The EUR/USD is Likely to Reach its March 24 Low
The pair is facing a number of headwinds, including rising interest rates in the United States and the war in Ukraine.
Introduction
The EUR/USD has been on a downward trend since the start of the year, and it is now trading at its lowest level since March 2020. There are a number of factors that could contribute to the pair reaching its March 24 low of 1.0469.
In this thesis, I will discuss the factors that could contribute to the EUR/USD reaching its March 24 low. I will also discuss the implications of this for investors.
Rising Interest Rates in the United States
One factor that could contribute to the EUR/USD reaching its March 24 low is rising interest rates in the United States. The Federal Reserve is expected to raise interest rates several times in 2023, which will make the US dollar more attractive to investors. This could lead to a sell-off in the EUR/USD.
The US dollar is the world’s reserve currency, and it is often seen as a safe haven asset. When investors are worried about the global economy, they often turn to the US dollar. This is because the US dollar is seen as being relatively stable and secure.
The Federal Reserve is expected to raise interest rates in order to combat inflation. Inflation is currently running at a 40-year high, and the Federal Reserve is under pressure to take action. Raising interest rates is one way to combat inflation.
Raising interest rates will make it more expensive for businesses to borrow money and invest. This could lead to a slowdown in economic growth and corporate profits, which could hurt the stock market.
The stock market is a major driver of the EUR/USD. When the stock market is doing well, the EUR/USD tends to appreciate. When the stock market is doing poorly, the EUR/USD tends to depreciate.
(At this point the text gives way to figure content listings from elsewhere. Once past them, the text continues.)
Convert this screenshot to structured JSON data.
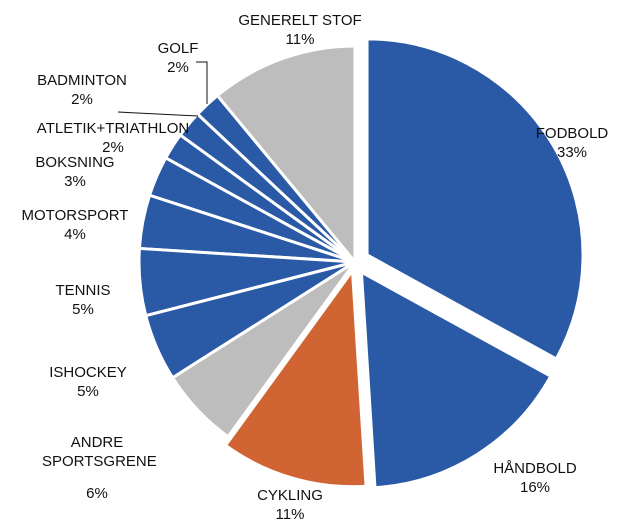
{
  "chart_data": {
    "type": "pie",
    "categories": [
      "FODBOLD",
      "HÅNDBOLD",
      "CYKLING",
      "ANDRE SPORTSGRENE",
      "ISHOCKEY",
      "TENNIS",
      "MOTORSPORT",
      "BOKSNING",
      "ATLETIK+TRIATHLON",
      "BADMINTON",
      "GOLF",
      "GENERELT STOF"
    ],
    "values": [
      33,
      16,
      11,
      6,
      5,
      5,
      4,
      3,
      2,
      2,
      2,
      11
    ],
    "value_labels": [
      "33%",
      "16%",
      "11%",
      "6%",
      "5%",
      "5%",
      "4%",
      "3%",
      "2%",
      "2%",
      "2%",
      "11%"
    ],
    "colors": [
      "#2a5aa6",
      "#2a5aa6",
      "#d06533",
      "#bdbdbd",
      "#2a5aa6",
      "#2a5aa6",
      "#2a5aa6",
      "#2a5aa6",
      "#2a5aa6",
      "#2a5aa6",
      "#2a5aa6",
      "#bdbdbd"
    ]
  }
}
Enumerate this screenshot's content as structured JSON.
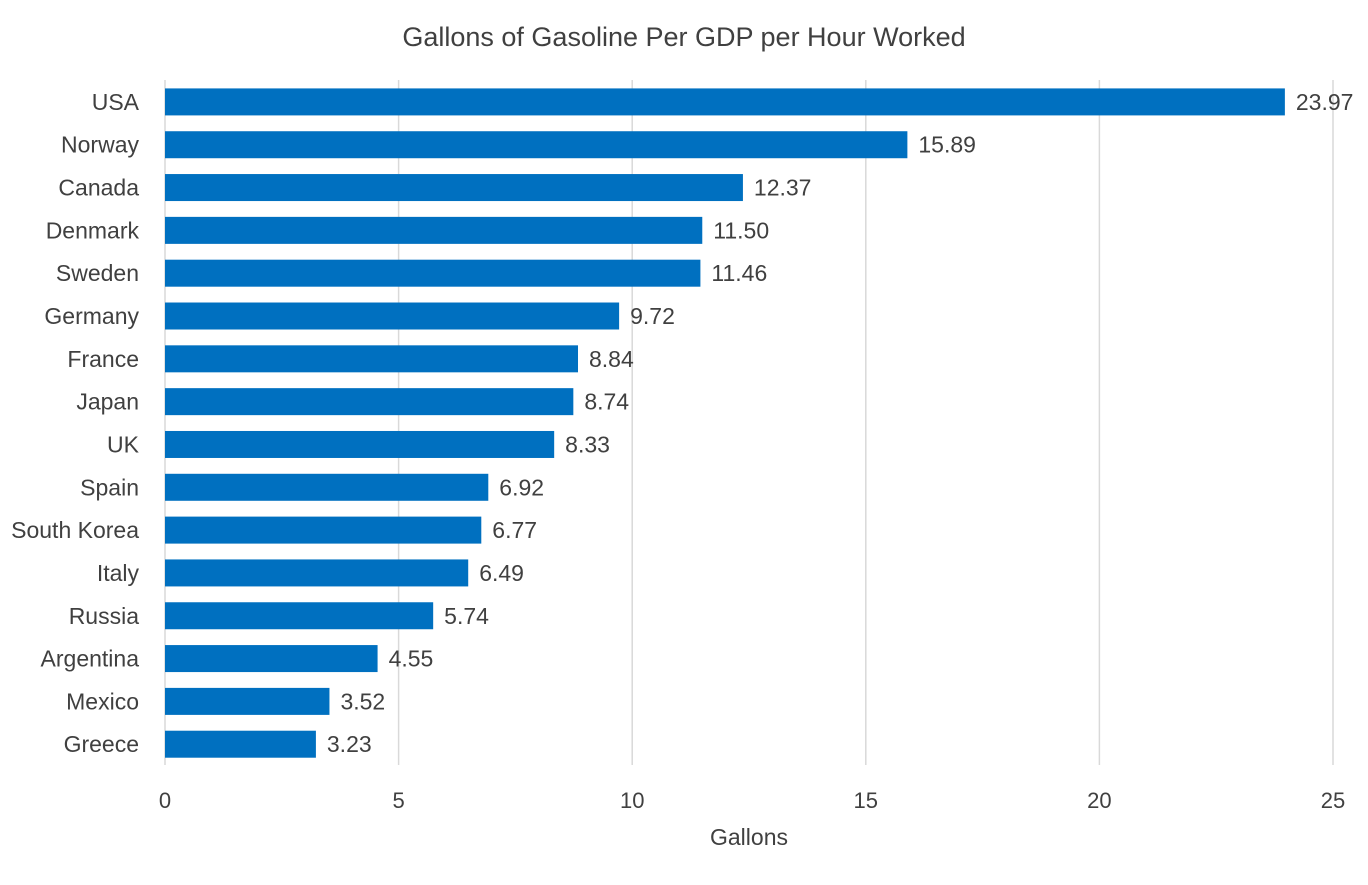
{
  "chart_data": {
    "type": "bar",
    "orientation": "horizontal",
    "title": "Gallons of Gasoline Per GDP per Hour Worked",
    "xlabel": "Gallons",
    "ylabel": "",
    "xlim": [
      0,
      25
    ],
    "xticks": [
      0,
      5,
      10,
      15,
      20,
      25
    ],
    "grid": "vertical",
    "legend": "none",
    "bar_color": "#0070c0",
    "categories": [
      "USA",
      "Norway",
      "Canada",
      "Denmark",
      "Sweden",
      "Germany",
      "France",
      "Japan",
      "UK",
      "Spain",
      "South Korea",
      "Italy",
      "Russia",
      "Argentina",
      "Mexico",
      "Greece"
    ],
    "values": [
      23.97,
      15.89,
      12.37,
      11.5,
      11.46,
      9.72,
      8.84,
      8.74,
      8.33,
      6.92,
      6.77,
      6.49,
      5.74,
      4.55,
      3.52,
      3.23
    ],
    "value_labels": [
      "23.97",
      "15.89",
      "12.37",
      "11.50",
      "11.46",
      "9.72",
      "8.84",
      "8.74",
      "8.33",
      "6.92",
      "6.77",
      "6.49",
      "5.74",
      "4.55",
      "3.52",
      "3.23"
    ]
  }
}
If the Federal Reserve raises interest rates and the stock market declines, it could lead to a sell-off in the EUR/USD. This could push the pair down to its March 24 low of 1.0469.
The War in Ukraine
Another factor that could contribute to the EUR/USD reaching its March 24 low is the war in Ukraine. The war has created a lot of uncertainty in the global markets, and this has weighed on the euro. The war could also lead to a slowdown in the European economy, which could further hurt the euro.
The euro is the currency of the European Union, and the European Union is a major trading partner of Ukraine. The war in Ukraine has disrupted trade between the European Union and Ukraine, and this has hurt the European economy.
The European economy is already facing a number of challenges, including high inflation and rising interest rates. The war in Ukraine could make these challenges even worse. If the European economy slows down, it could lead to a sell-off in the euro. This could push the EUR/USD down to its March 24 low of 1.0469.
Technical Resistance at the 1.06 Level
Finally, the EUR/USD is facing technical resistance at the 1.06 level. If the pair breaks below this level, it could open the door to a move down to the 1.0469 level.
Technical analysis is a method of analyzing financial markets that uses historical price data to predict future price movements. Technical analysts believe that past price movements can be used to identify trends and patterns that can be used to predict future price movements.
The 1.06 level is a significant level for the EUR/USD. The pair has not been below this level since March 2020. If the pair breaks below this level, it could open the door to a move down to the 1.0469 level.
Conclusion
The EUR/USD is facing a number of headwinds, including rising interest rates in the United States and the war in Ukraine. These headwinds could contribute to the pair reaching its March 24 low of 1.0469. Investors should be prepared for the possibility of a move down in the pair and should have a plan in place to protect their portfolios.